Immobilier

Sondage Ifop pour CAFPI : Les Français et l’accession à la propriété – « Le désir de propriété plus fort que les freins psychologiques et financiers »

Quand on leur demande s’il est facile, aujourd’hui, de devenir propriétaire, les deux-tiers (66%) des Français âgés de 25 à 65 ans répondent NON. Mais la même question posée aux Français devenus propriétaires les deux années précédentes donne une réponse radicalement inverse : c’est OUI dans la même proportion (65%) !

Comment expliquer un tel paradoxe, l’une des révélations du sondage réalisé par l’Ifop à la demande de CAFPI ? « Si le stress ressenti face à un engagement aussi important que l’acquisition d’un bien immobilier est
compréhensible, il n’est pas insurmontable. Le désir de propriété reste le plus fort »
, explique Philippe Taboret, Directeur Général Adjoint de CAFPI, n° 1 des courtiers en crédit immobilier.

Des freins réels… mais non insurmontables

Les principaux freins à l’accession à la propriété perçus par les Français sont d’ordre matériel : des prix de
l’immobilier trop chers (55%), des financements bancaires difficiles à obtenir (43%), une situation économique du
pays faisant craindre pour l’avenir et pour l’emploi (37%), les frais liés à l’acquisition trop élevés (35%)…

Les raisons d’ordre psychologique viennent loin derrière. Il y a la crainte de ne pas trouver exactement le bien que
l’on cherche (20%) ou de devoir trop s’éloigner du lieu où l’on a envie de vivre (14%)… Et puis, en toute fin, il y a le
stress, l’anxiété suscitée par la démarche d’acquisition (8%).

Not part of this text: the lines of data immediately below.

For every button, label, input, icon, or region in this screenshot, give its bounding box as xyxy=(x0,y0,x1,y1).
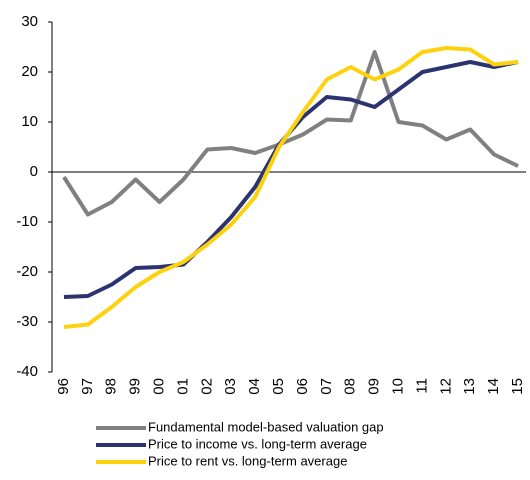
x-tick-label: 96 xyxy=(55,378,72,395)
x-tick-label: 12 xyxy=(437,378,454,395)
y-tick-label: 20 xyxy=(21,63,38,80)
x-tick-label: 04 xyxy=(246,378,263,395)
y-tick-label: -20 xyxy=(16,263,38,280)
y-tick-label: -40 xyxy=(16,363,38,380)
x-tick-label: 01 xyxy=(174,378,191,395)
x-tick-label: 03 xyxy=(222,378,239,395)
x-tick-label: 00 xyxy=(151,378,168,395)
x-tick-label: 98 xyxy=(103,378,120,395)
x-tick-label: 07 xyxy=(318,378,335,395)
y-tick-label: -10 xyxy=(16,213,38,230)
x-tick-label: 09 xyxy=(366,378,383,395)
y-tick-label: 10 xyxy=(21,113,38,130)
y-tick-label: 0 xyxy=(30,163,38,180)
x-tick-label: 99 xyxy=(127,378,144,395)
x-tick-label: 14 xyxy=(485,378,502,395)
series-line xyxy=(62,50,519,217)
x-tick-label: 08 xyxy=(342,378,359,395)
x-tick-label: 11 xyxy=(413,378,430,394)
x-tick-label: 15 xyxy=(509,378,526,395)
x-tick-label: 97 xyxy=(79,378,96,395)
x-tick-label: 02 xyxy=(198,378,215,395)
legend-label: Price to rent vs. long-term average xyxy=(148,453,347,468)
x-tick-label: 13 xyxy=(461,378,478,395)
series-line xyxy=(63,46,519,329)
x-tick-label: 10 xyxy=(390,378,407,395)
y-tick-label: -30 xyxy=(16,313,38,330)
x-tick-label: 06 xyxy=(294,378,311,395)
legend-label: Fundamental model-based valuation gap xyxy=(148,419,384,434)
legend-label: Price to income vs. long-term average xyxy=(148,436,367,451)
series-line xyxy=(63,60,519,299)
x-tick-label: 05 xyxy=(270,378,287,395)
y-tick-label: 30 xyxy=(21,13,38,30)
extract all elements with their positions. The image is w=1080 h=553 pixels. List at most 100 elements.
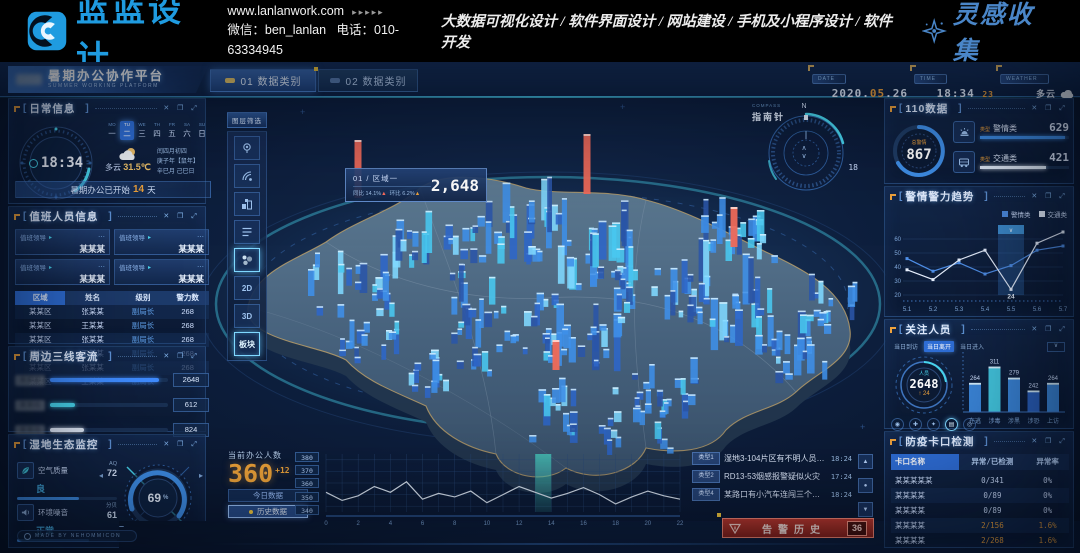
noise-value: 61 — [106, 510, 117, 521]
gauge-right-arrow[interactable]: ▸ — [198, 471, 203, 480]
tab-data-category-2[interactable]: 02 数据类别 — [318, 69, 418, 92]
air-quality-metric: 空气质量 AQ 72 良 — [17, 461, 117, 500]
layer-button-plate[interactable]: 板块 — [234, 332, 260, 356]
alert-item[interactable]: 类型1 湿地3-104片区有不明人员闯入 18:24 — [692, 452, 852, 465]
focus-toolbar-icon[interactable]: ▤ — [945, 418, 958, 431]
layer-button-list[interactable] — [234, 220, 260, 244]
more-icon[interactable]: ⋯ — [98, 264, 105, 271]
alert-history-banner[interactable]: 告警历史 36 — [717, 513, 874, 538]
trend-line-chart: 60 50 40 30 20 ∨ 24 5.1 5.2 5.3 5.4 5.5 5.6 5.7 — [894, 225, 1068, 313]
layer-button-view-3d[interactable]: 3D — [234, 304, 260, 328]
weekday-cell[interactable]: WE 三 — [138, 122, 146, 138]
duty-table-row: 某某区 王某某 副局长 268 — [15, 319, 209, 333]
time-label: TIME — [914, 74, 947, 84]
scroll-down-icon[interactable]: ▼ — [858, 502, 873, 517]
layer-button-signal[interactable] — [234, 164, 260, 188]
svg-text:8: 8 — [453, 521, 457, 527]
panel-window-icons[interactable]: ✕ ❐ ⤢ — [163, 353, 200, 360]
alert-list: 类型1 湿地3-104片区有不明人员闯入 18:24 类型2 RD13-53烟感报警疑似… — [692, 452, 852, 501]
weekday-cell[interactable]: FR 五 — [168, 122, 176, 138]
layer-button-list: 2D 3D 板块 — [227, 131, 267, 361]
focus-tab[interactable]: 当日离开 — [924, 341, 955, 352]
duty-leader-card[interactable]: 值班领导 ▸ ⋯ 某某某 — [15, 229, 110, 255]
weekday-cell[interactable]: SA 六 — [183, 122, 191, 138]
checkpoint-name: 某某某某 — [895, 491, 925, 500]
svg-text:30: 30 — [894, 279, 901, 285]
weekday-cell[interactable]: TU 二 — [120, 121, 134, 140]
scroll-dot-icon[interactable]: ● — [858, 478, 873, 493]
focus-tab[interactable]: 当日进入 — [960, 345, 985, 351]
flow-bar-track — [50, 378, 168, 382]
more-icon[interactable]: ⋯ — [197, 234, 204, 241]
focus-tab[interactable]: 当日到访 — [894, 345, 919, 351]
panel-window-icons[interactable]: ✕ ❐ ⤢ — [163, 105, 200, 112]
platform-subtitle: SUMMER WORKING PLATFORM — [48, 83, 159, 90]
more-icon[interactable]: ⋯ — [197, 264, 204, 271]
panel-window-icons[interactable]: ✕ ❐ ⤢ — [1031, 193, 1068, 200]
panel-title: 周边三线客流 — [29, 351, 99, 363]
focus-toolbar-icon[interactable]: ✦ — [927, 418, 940, 431]
panel-window-icons[interactable]: ✕ ❐ ⤢ — [1031, 438, 1068, 445]
checkpoint-ratio: 0/89 — [983, 491, 1002, 500]
website-link[interactable]: www.lanlanwork.com — [227, 3, 345, 18]
flow-label-redacted: 某某线 — [15, 424, 45, 436]
checkpoint-ratio: 2/156 — [981, 521, 1004, 530]
svg-text:24: 24 — [1007, 293, 1015, 300]
date-value: 2020.05.26 — [831, 87, 908, 100]
weekday-cell[interactable]: MO 一 — [108, 122, 116, 138]
alert-text: 湿地3-104片区有不明人员闯入 — [724, 454, 827, 463]
yellow-dot — [717, 513, 721, 517]
inspiration-brand: 灵感收集 — [922, 0, 1054, 67]
focus-circle-label: 人员 — [918, 371, 929, 378]
redacted-org-name — [16, 74, 42, 85]
map-tooltip: 01 / 区域一 同比 14.1%▲ 环比 6.2%▲ 2,648 — [345, 168, 487, 202]
focus-toolbar-icon[interactable]: ◎ — [963, 418, 976, 431]
chevron-right-icon: ▸ — [148, 234, 152, 241]
duty-name: 某某某 — [79, 244, 105, 254]
alert-item[interactable]: 类型4 某路口有小汽车连闯三个红灯 18:24 — [692, 488, 852, 501]
alert-time: 18:24 — [830, 490, 852, 499]
weekday-cell[interactable]: TH 四 — [153, 122, 161, 138]
checkpoint-rate: 1.6% — [1038, 521, 1057, 530]
compass-tilt-control[interactable]: ∧ ∨ — [801, 145, 807, 160]
panel-window-icons[interactable]: ✕ ❐ ⤢ — [1031, 326, 1068, 333]
duty-leader-card[interactable]: 值班领导 ▸ ⋯ 某某某 — [114, 229, 209, 255]
alert-item[interactable]: 类型2 RD13-53烟感报警疑似火灾 17:24 — [692, 470, 852, 483]
warning-triangle-icon — [729, 523, 741, 534]
eco-gauge: –69%– — [119, 459, 1080, 553]
focus-toolbar-icon[interactable]: ✚ — [909, 418, 922, 431]
weekday-cell[interactable]: SU 日 — [198, 122, 206, 138]
scroll-up-icon[interactable]: ▲ — [858, 454, 873, 469]
alarm-bar-fill — [980, 136, 1065, 139]
focus-dropdown[interactable]: ∨ — [1047, 342, 1065, 352]
layer-filter-toolbar: 图层筛选 2D 3D 板块 — [227, 112, 267, 361]
services-tagline: 大数据可视化设计 / 软件界面设计 / 网站建设 / 手机及小程序设计 / 软件… — [441, 14, 893, 51]
panel-window-icons[interactable]: ✕ ❐ ⤢ — [1031, 105, 1068, 112]
svg-text:18: 18 — [612, 521, 619, 527]
focus-bar-chart: 264 在逃 311 涉毒 279 涉黑 242 涉恐 264 上访 — [962, 352, 1065, 425]
legend-item[interactable]: 交通类 — [1038, 209, 1067, 219]
layer-button-view-2d[interactable]: 2D — [234, 276, 260, 300]
more-icon[interactable]: ⋯ — [98, 234, 105, 241]
svg-text:10: 10 — [484, 521, 491, 527]
legend-swatch — [1002, 211, 1008, 217]
focus-toolbar-icon[interactable]: ◉ — [891, 418, 904, 431]
gauge-left-arrow[interactable]: ◂ — [99, 471, 104, 480]
duty-leader-card[interactable]: 值班领导 ▸ ⋯ 某某某 — [114, 259, 209, 285]
layer-button-camera[interactable] — [234, 136, 260, 160]
layer-button-heat[interactable] — [234, 248, 260, 272]
duty-name: 某某某 — [178, 244, 204, 254]
alarm-bar-fill — [980, 166, 1046, 169]
panel-window-icons[interactable]: ✕ ❐ ⤢ — [163, 213, 200, 220]
legend-item[interactable]: 警情类 — [1002, 209, 1031, 219]
tooltip-value: 2,648 — [430, 175, 479, 195]
duty-leader-card[interactable]: 值班领导 ▸ ⋯ 某某某 — [15, 259, 110, 285]
svg-text:16: 16 — [580, 521, 587, 527]
duty-role: 值班领导 — [20, 235, 46, 242]
svg-text:4: 4 — [389, 521, 393, 527]
layer-button-cluster[interactable] — [234, 192, 260, 216]
checkpoint-rate: 0% — [1043, 506, 1053, 515]
panel-window-icons[interactable]: ✕ ❐ ⤢ — [163, 441, 200, 448]
flow-bar-fill — [50, 428, 85, 432]
tab-data-category-1[interactable]: 01 数据类别 — [210, 67, 318, 92]
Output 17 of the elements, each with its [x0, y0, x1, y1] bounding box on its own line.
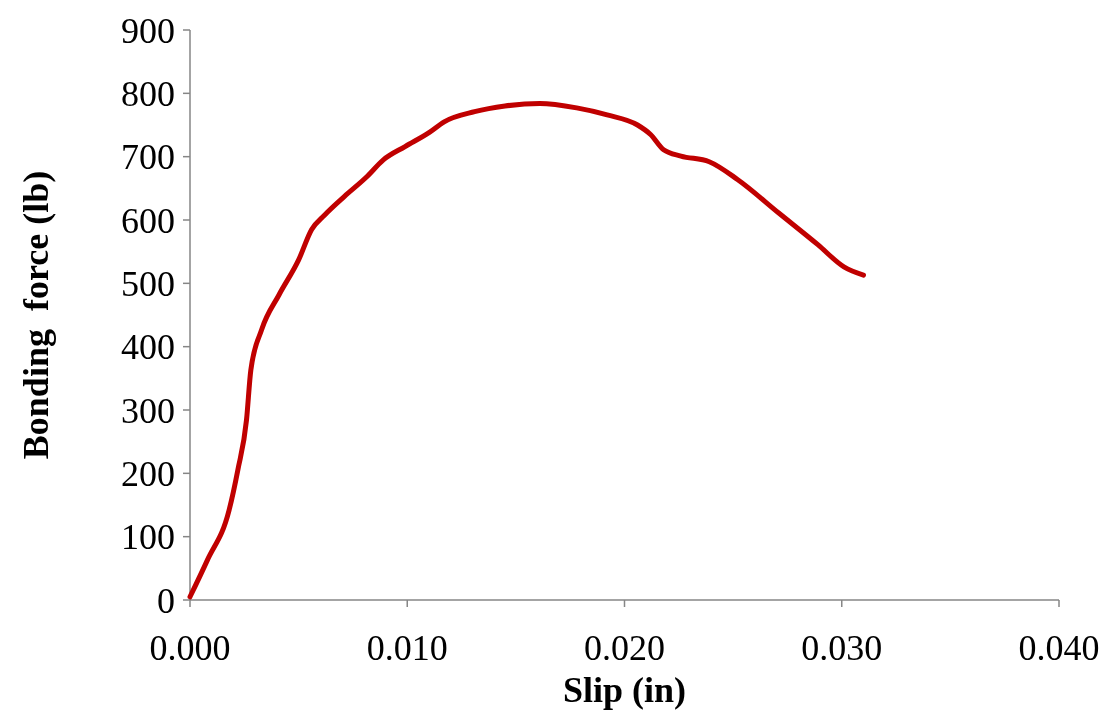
y-tick-label: 600	[121, 200, 175, 241]
x-tick-label: 0.020	[584, 628, 665, 668]
y-tick-label: 700	[121, 137, 175, 178]
y-tick-label: 200	[121, 453, 175, 494]
y-tick-label: 400	[121, 327, 175, 368]
x-tick-label: 0.040	[1018, 628, 1100, 668]
y-tick-label: 100	[121, 517, 175, 558]
x-tick-label: 0.000	[149, 628, 231, 668]
y-tick-label: 300	[121, 390, 175, 431]
y-tick-label: 800	[121, 73, 175, 114]
y-tick-label: 900	[121, 10, 175, 51]
y-axis-title: Bonding force (lb)	[16, 170, 56, 460]
x-axis-title: Slip (in)	[562, 670, 687, 710]
x-tick-label: 0.030	[801, 628, 883, 668]
y-tick-label: 0	[157, 580, 175, 621]
x-tick-label: 0.010	[366, 628, 448, 668]
y-tick-label: 500	[121, 263, 175, 304]
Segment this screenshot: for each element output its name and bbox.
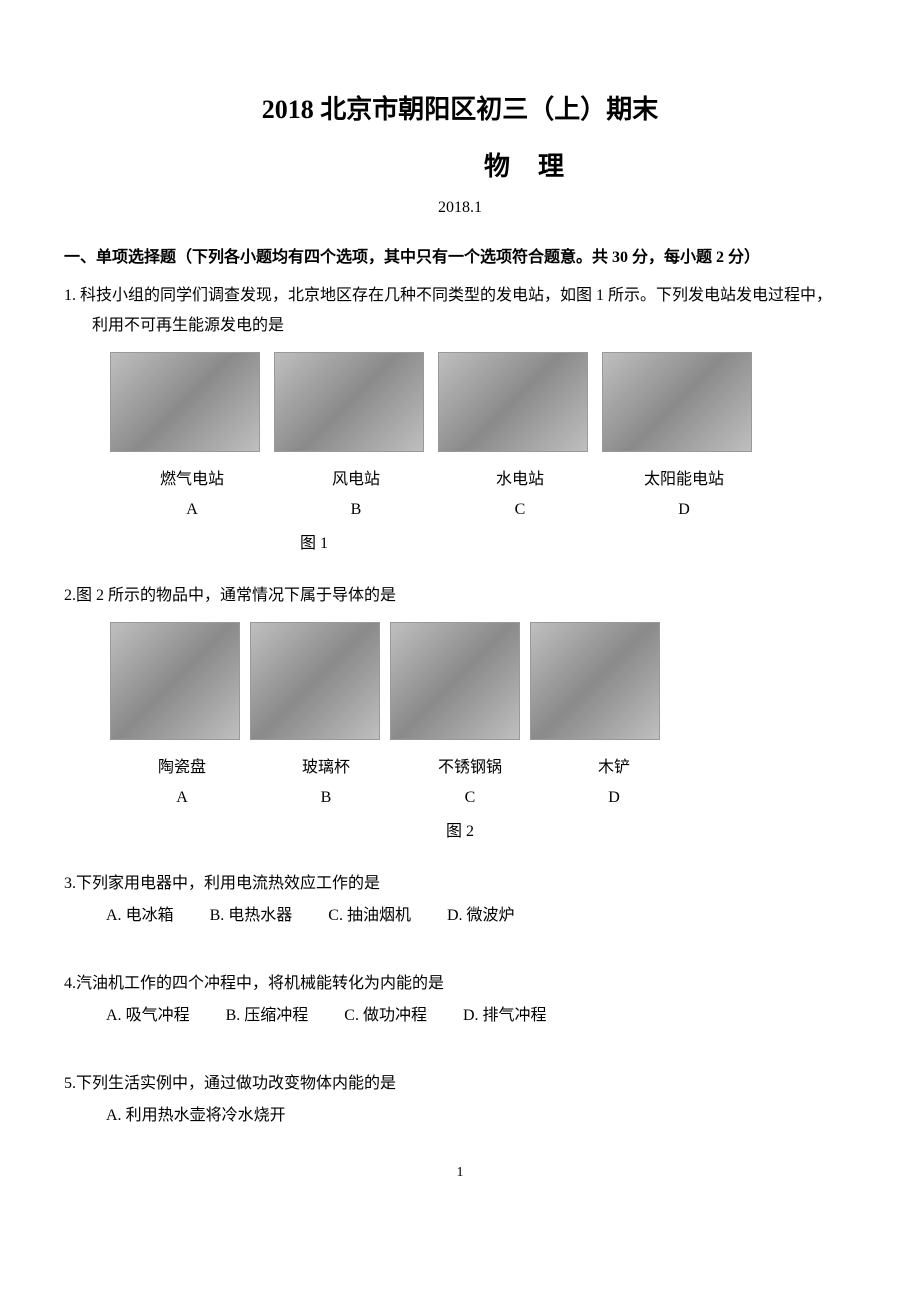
q3-opt-c-letter: C. — [328, 907, 343, 924]
q3-opt-a-text: 电冰箱 — [126, 907, 174, 924]
q4-stem-text: 汽油机工作的四个冲程中，将机械能转化为内能的是 — [76, 975, 444, 992]
q2-label-b: 玻璃杯 — [254, 756, 398, 780]
q3-opt-d-text: 微波炉 — [467, 907, 515, 924]
q2-letter-row: A B C D — [110, 786, 856, 810]
q5-opt-a-text: 利用热水壶将冷水烧开 — [126, 1107, 286, 1124]
page-number: 1 — [64, 1162, 856, 1183]
q5-number: 5. — [64, 1075, 76, 1092]
q4-opt-c-letter: C. — [344, 1007, 359, 1024]
q1-stem-line1: 科技小组的同学们调查发现，北京地区存在几种不同类型的发电站，如图 1 所示。下列… — [80, 287, 832, 304]
q3-option-a: A. 电冰箱 — [106, 904, 174, 928]
q4-opt-b-letter: B. — [226, 1007, 241, 1024]
q3-opt-b-text: 电热水器 — [228, 907, 292, 924]
q1-letter-c: C — [438, 498, 602, 522]
q4-opt-c-text: 做功冲程 — [363, 1007, 427, 1024]
q3-opt-a-letter: A. — [106, 907, 122, 924]
power-gas-image — [110, 352, 260, 452]
q5-opt-a-letter: A. — [106, 1107, 122, 1124]
question-2: 2.图 2 所示的物品中，通常情况下属于导体的是 陶瓷盘 玻璃杯 不锈钢锅 木铲… — [64, 584, 856, 844]
q2-stem-text: 图 2 所示的物品中，通常情况下属于导体的是 — [76, 587, 396, 604]
q3-option-b: B. 电热水器 — [210, 904, 293, 928]
question-3: 3.下列家用电器中，利用电流热效应工作的是 A. 电冰箱 B. 电热水器 C. … — [64, 872, 856, 928]
q2-label-d: 木铲 — [542, 756, 686, 780]
subject-heading: 物理 — [64, 147, 856, 186]
q2-label-a: 陶瓷盘 — [110, 756, 254, 780]
q1-label-a: 燃气电站 — [110, 468, 274, 492]
q2-label-c: 不锈钢锅 — [398, 756, 542, 780]
q3-opt-d-letter: D. — [447, 907, 463, 924]
q1-stem-line2: 利用不可再生能源发电的是 — [64, 314, 856, 338]
q5-stem: 5.下列生活实例中，通过做功改变物体内能的是 — [64, 1072, 856, 1096]
q3-opt-c-text: 抽油烟机 — [347, 907, 411, 924]
q2-image-row — [110, 622, 856, 740]
q1-label-row: 燃气电站 风电站 水电站 太阳能电站 — [110, 468, 856, 492]
q4-option-b: B. 压缩冲程 — [226, 1004, 309, 1028]
power-wind-image — [274, 352, 424, 452]
q2-figure-caption: 图 2 — [64, 820, 856, 844]
question-1: 1. 科技小组的同学们调查发现，北京地区存在几种不同类型的发电站，如图 1 所示… — [64, 284, 856, 556]
q4-opt-a-letter: A. — [106, 1007, 122, 1024]
q2-letter-b: B — [254, 786, 398, 810]
q4-option-c: C. 做功冲程 — [344, 1004, 427, 1028]
question-4: 4.汽油机工作的四个冲程中，将机械能转化为内能的是 A. 吸气冲程 B. 压缩冲… — [64, 972, 856, 1028]
q1-letter-a: A — [110, 498, 274, 522]
q4-number: 4. — [64, 975, 76, 992]
question-5: 5.下列生活实例中，通过做功改变物体内能的是 A. 利用热水壶将冷水烧开 — [64, 1072, 856, 1128]
q1-label-d: 太阳能电站 — [602, 468, 766, 492]
q3-number: 3. — [64, 875, 76, 892]
q3-option-c: C. 抽油烟机 — [328, 904, 411, 928]
steel-pot-image — [390, 622, 520, 740]
q1-letter-row: A B C D — [110, 498, 856, 522]
q1-image-row — [110, 352, 856, 452]
q4-opt-b-text: 压缩冲程 — [244, 1007, 308, 1024]
ceramic-plate-image — [110, 622, 240, 740]
q2-letter-c: C — [398, 786, 542, 810]
q3-options: A. 电冰箱 B. 电热水器 C. 抽油烟机 D. 微波炉 — [106, 904, 856, 928]
q3-option-d: D. 微波炉 — [447, 904, 515, 928]
q2-letter-a: A — [110, 786, 254, 810]
q1-label-b: 风电站 — [274, 468, 438, 492]
q1-letter-b: B — [274, 498, 438, 522]
q1-figure-caption: 图 1 — [300, 532, 856, 556]
q4-opt-d-text: 排气冲程 — [483, 1007, 547, 1024]
q1-letter-d: D — [602, 498, 766, 522]
q4-stem: 4.汽油机工作的四个冲程中，将机械能转化为内能的是 — [64, 972, 856, 996]
q4-option-d: D. 排气冲程 — [463, 1004, 547, 1028]
q2-stem: 2.图 2 所示的物品中，通常情况下属于导体的是 — [64, 584, 856, 608]
q3-opt-b-letter: B. — [210, 907, 225, 924]
page-title: 2018 北京市朝阳区初三（上）期末 — [64, 90, 856, 129]
power-solar-image — [602, 352, 752, 452]
q3-stem: 3.下列家用电器中，利用电流热效应工作的是 — [64, 872, 856, 896]
q3-stem-text: 下列家用电器中，利用电流热效应工作的是 — [76, 875, 380, 892]
q1-number: 1. — [64, 287, 76, 304]
q4-opt-d-letter: D. — [463, 1007, 479, 1024]
section-1-heading: 一、单项选择题（下列各小题均有四个选项，其中只有一个选项符合题意。共 30 分，… — [64, 246, 856, 270]
q2-label-row: 陶瓷盘 玻璃杯 不锈钢锅 木铲 — [110, 756, 856, 780]
q1-stem: 1. 科技小组的同学们调查发现，北京地区存在几种不同类型的发电站，如图 1 所示… — [64, 284, 856, 308]
q2-letter-d: D — [542, 786, 686, 810]
q5-stem-text: 下列生活实例中，通过做功改变物体内能的是 — [76, 1075, 396, 1092]
q4-options: A. 吸气冲程 B. 压缩冲程 C. 做功冲程 D. 排气冲程 — [106, 1004, 856, 1028]
q4-opt-a-text: 吸气冲程 — [126, 1007, 190, 1024]
wood-spatula-image — [530, 622, 660, 740]
q1-label-c: 水电站 — [438, 468, 602, 492]
q5-option-a: A. 利用热水壶将冷水烧开 — [106, 1104, 856, 1128]
q4-option-a: A. 吸气冲程 — [106, 1004, 190, 1028]
q2-number: 2. — [64, 587, 76, 604]
power-hydro-image — [438, 352, 588, 452]
exam-date: 2018.1 — [64, 196, 856, 220]
glass-cup-image — [250, 622, 380, 740]
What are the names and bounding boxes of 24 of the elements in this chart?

« Facile », disent les acquéreurs! Si les barrières psychologiques paraissent plus faciles à lever, on pourrait craindre
que les blocages financiers soient insurmontables. Apparemment, ils ne le sont pas pour tous : 65% des personnes
ayant acheté un logement il y a moins de 2 ans estiment qu’il est, finalement, facile de devenir propriétaire.

Même chez les primo-accédants, pourtant à la peine dans le marché immobilier actuel, ce sentiment de « facilité »,
sans être majoritaire, est néanmoins partagé à 45%. Elle découle de l’action jugée efficace des courtiers (82%
reconnaissent un gain de temps), de leur expertise (82%) et des économies qu’ils permettent de réaliser pour 65%
des interrogés.

L’envie d’acheter reste très forte

C’est dire si le désir de propriété est fort dans notre pays! Malgré le budget – et les sacrifices – qu’il faut y consacrer,
posséder son logement reste une priorité pour de nombreux ménages : 33% des personnes interrogées ont
l’intention de devenir propriétaires de leur résidence principale dans les 5 ans à venir.

Etre chez soi. Les motivations sont connues et changent avec l’âge : « ne plus payer de loyer » et « pouvoir faire ce
que l’on veut » viennent en tête, à égalité (49%), principalement chez les plus jeunes ; « préparer sa retraite » (28%)
et « transmettre un bien à ses enfants » (32%) inspirent davantage les générations plus âgées.

Vivre à la campagne. A la question « où souhaitez-vous habiter », la réponse est moins surprenante. La « petite
maison » à la campagne est toujours bien ancrée. Les Français répondent vouloir vivre dans : « une commune
rurale » à 44% et « une agglomération de taille moyenne en milieu péri-urbain » à 39%. Seuls 17% sont attirés par
les grandes agglomérations. Mais, contrairement aux apparences, ce rêve est plutôt une triste réalité, due à
l’impossibilité des primo-accédants de pouvoir acquérir un bien dans les grandes villes. Les prix élevés et le manque
de biens disponibles les obligent faute de revenus suffisants, à s’éloigner des zones d’activité.